La police colombienne a-t-elle écouté des journalistes enquêtant sur un réseau de prostitution ?

Un police colombien en faction© John Vizcaino Source: Reuters
Un police colombien en faction

La police colombienne fait face à des accusations d’écoutes portées par une journaliste renommée qui enquêtait sur l’implication d’élèves policiers dans un réseau de prostitution.

Alors que le bureau du procureur général et le président colombien ont séparément ordonné une enquête concernant les accusations, des critiques affirment que les investigations sont entravées par des menaces de morts et des conflits d’intérêt. Ceci est le troisième scandale d’importance concernant des écoutes en moins d’une décennie.

Le dernier en date a éclaté lorsqu’une éminente présentatrice radio et ancienne présentatrice télévisuelle Vicky Dávila  a annoncé que elle, sa famille, et son équipe avaient été espionnés et écoutés par la police nationale. Vicky Dávila, qui enquêtait sur l’implication présumée de 300 élèves policiers dans un réseau de prostitution destiné à fournir des femmes à des officiels de haut-rang, a affirmé qu’elle pensait être suivie depuis 2014. «Je l’ai découvert lorsqu’une personne qui m’était inconnue, et affirmait être un membre de la police et voulait soulager sa conscience, m’a écrit ainsi qu’à Claudia Morales [une autre journaliste] afin de nous informer du fait que nous étions la cible d’un programme d’espionnage clandestin de la police» a-t-elle déclaré à l’Intercept.

Depuis que ce scandale est sorti en décembre, quatre autres journalistes enquêtant sur la police ont aussi affirmé être victimes d’écoutes et de harcèlement. Le général de Colombie, Eduardo Montealegre, a publiquement soutenu Vicky Dávila, renforçant par-là la crédibilité de ses accusations. «Le bureau du procureur général a de solides indications sur le fait que des filatures et des écoutes de Vicky Dávila et d’autres journalistes aient été menées par la police» a tweeté le bureau d’Eduardo Montealegre en décembre 2015.

Suite à ce communiqué, le bureau du procureur général a indiqué que le procureur menant l’enquête à Bogota avait reçu une série d’appels anonymes dont certains étaient des menaces de mort.
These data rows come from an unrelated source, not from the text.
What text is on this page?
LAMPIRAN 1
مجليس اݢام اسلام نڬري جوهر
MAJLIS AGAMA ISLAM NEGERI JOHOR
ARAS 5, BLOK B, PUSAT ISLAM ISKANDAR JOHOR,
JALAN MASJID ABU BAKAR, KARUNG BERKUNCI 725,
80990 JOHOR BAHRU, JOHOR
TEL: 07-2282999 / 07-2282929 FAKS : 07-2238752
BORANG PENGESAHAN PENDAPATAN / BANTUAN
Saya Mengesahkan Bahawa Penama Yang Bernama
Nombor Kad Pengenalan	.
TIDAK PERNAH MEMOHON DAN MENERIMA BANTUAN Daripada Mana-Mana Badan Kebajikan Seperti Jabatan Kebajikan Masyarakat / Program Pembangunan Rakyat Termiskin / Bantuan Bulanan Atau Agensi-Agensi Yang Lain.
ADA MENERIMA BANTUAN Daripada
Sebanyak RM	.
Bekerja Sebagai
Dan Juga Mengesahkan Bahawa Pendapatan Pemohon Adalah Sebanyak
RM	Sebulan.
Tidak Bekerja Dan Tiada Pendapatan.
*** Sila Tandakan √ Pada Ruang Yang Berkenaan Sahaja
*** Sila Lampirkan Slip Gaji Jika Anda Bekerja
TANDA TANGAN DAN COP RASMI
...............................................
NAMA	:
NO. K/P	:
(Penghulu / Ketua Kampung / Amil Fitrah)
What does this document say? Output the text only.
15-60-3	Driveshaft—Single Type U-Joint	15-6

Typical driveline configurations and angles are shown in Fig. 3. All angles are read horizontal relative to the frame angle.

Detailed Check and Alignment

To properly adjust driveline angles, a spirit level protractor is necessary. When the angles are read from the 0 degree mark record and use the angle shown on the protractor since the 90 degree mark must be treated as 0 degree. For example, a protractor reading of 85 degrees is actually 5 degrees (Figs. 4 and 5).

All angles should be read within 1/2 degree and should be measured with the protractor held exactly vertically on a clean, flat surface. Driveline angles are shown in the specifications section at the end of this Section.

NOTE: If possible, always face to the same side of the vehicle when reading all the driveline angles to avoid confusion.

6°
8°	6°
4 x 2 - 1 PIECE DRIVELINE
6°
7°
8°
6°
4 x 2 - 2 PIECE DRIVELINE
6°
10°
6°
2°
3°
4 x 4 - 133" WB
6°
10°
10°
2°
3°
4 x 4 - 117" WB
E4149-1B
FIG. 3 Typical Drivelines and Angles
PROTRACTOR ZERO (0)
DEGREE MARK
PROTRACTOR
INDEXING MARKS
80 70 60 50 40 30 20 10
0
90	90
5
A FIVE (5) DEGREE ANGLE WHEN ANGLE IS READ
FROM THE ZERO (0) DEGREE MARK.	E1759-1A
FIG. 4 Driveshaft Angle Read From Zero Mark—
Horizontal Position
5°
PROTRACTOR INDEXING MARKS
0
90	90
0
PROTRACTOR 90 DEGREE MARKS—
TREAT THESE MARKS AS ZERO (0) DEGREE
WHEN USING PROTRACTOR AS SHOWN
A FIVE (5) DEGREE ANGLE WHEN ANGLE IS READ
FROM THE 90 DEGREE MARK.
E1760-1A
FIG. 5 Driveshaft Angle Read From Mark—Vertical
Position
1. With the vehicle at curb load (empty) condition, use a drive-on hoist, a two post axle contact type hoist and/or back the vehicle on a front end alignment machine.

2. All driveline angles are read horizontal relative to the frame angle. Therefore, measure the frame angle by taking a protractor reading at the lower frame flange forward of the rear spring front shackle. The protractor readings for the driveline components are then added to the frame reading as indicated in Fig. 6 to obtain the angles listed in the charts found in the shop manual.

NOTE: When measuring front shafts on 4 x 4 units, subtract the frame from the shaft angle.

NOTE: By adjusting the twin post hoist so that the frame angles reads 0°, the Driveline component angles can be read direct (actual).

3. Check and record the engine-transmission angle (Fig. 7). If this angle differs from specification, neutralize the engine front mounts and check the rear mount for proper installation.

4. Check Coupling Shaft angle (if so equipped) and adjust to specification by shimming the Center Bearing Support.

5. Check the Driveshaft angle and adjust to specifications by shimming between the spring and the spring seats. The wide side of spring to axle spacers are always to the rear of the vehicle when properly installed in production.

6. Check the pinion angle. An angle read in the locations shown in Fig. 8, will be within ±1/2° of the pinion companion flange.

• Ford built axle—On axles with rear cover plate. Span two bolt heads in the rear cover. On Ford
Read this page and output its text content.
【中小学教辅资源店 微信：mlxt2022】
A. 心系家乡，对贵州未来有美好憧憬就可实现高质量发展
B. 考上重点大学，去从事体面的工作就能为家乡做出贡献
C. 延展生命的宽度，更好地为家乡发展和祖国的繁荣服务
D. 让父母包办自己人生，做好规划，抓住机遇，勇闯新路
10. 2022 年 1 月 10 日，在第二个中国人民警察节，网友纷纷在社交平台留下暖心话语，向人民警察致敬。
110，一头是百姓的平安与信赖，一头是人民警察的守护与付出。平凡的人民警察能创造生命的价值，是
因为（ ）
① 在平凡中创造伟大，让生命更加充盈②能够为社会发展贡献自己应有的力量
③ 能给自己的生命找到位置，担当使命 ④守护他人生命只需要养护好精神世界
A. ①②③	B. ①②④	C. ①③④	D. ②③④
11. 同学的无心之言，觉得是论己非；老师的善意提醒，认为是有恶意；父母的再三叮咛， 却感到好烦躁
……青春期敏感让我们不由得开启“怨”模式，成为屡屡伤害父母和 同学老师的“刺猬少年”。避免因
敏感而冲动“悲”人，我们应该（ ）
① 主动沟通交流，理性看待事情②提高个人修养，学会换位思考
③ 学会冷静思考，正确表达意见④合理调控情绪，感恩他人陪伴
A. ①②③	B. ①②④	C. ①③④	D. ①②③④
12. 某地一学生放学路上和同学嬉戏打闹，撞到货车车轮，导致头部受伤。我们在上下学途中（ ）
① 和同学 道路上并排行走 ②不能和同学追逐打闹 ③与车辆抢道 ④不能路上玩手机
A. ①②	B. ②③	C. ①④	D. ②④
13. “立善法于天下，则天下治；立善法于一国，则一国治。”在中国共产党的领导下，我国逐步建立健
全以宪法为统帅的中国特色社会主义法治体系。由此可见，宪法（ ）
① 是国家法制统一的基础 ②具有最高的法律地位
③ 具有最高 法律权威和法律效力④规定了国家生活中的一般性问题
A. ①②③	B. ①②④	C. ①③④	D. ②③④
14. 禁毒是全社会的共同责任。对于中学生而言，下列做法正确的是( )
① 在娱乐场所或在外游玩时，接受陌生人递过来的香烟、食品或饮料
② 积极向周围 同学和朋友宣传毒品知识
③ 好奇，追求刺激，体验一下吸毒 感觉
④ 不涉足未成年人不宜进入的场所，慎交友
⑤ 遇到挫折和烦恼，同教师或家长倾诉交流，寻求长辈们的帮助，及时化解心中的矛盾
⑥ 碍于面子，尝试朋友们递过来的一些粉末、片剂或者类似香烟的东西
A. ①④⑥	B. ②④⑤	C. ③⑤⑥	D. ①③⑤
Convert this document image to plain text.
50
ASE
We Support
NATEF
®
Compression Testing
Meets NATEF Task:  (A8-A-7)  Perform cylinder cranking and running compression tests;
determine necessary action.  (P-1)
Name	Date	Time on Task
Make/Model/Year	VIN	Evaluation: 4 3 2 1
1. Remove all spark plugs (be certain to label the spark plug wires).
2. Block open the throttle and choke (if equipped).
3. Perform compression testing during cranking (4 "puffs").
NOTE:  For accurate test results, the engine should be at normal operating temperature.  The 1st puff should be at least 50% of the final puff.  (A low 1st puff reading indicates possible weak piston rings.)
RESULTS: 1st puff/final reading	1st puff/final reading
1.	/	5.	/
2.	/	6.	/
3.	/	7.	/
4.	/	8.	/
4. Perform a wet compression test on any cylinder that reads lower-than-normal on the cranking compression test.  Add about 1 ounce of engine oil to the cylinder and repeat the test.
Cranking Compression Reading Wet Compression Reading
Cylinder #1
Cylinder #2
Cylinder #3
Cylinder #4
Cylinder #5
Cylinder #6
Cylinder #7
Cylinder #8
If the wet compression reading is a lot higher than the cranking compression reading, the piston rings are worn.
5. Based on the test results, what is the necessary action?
Eduardo Montealegre a soutenu que son bureau ne «serait pas intimidé».

L’enquête suit toujours son cours, et le président Juan Manuel Santos a pour le moment refusé de licencier le directeur de la police nationale, le général Rodolfo Polomino, lui-même visé par des accusations, de harcèlement sexuel sur une subordonnée en 1998. Le président a exprimé des doutes concernant les accusations de Dávila and Morales, les qualifiant de «ragots et rumeurs». «Cela serait irresponsable de ma part de sacrifier quelqu’un avec une telle carrière dans la police» a-t-il déclaré à la presse. «Si elles m’apportent des preuves, elles peuvent être sûres que j’agirai».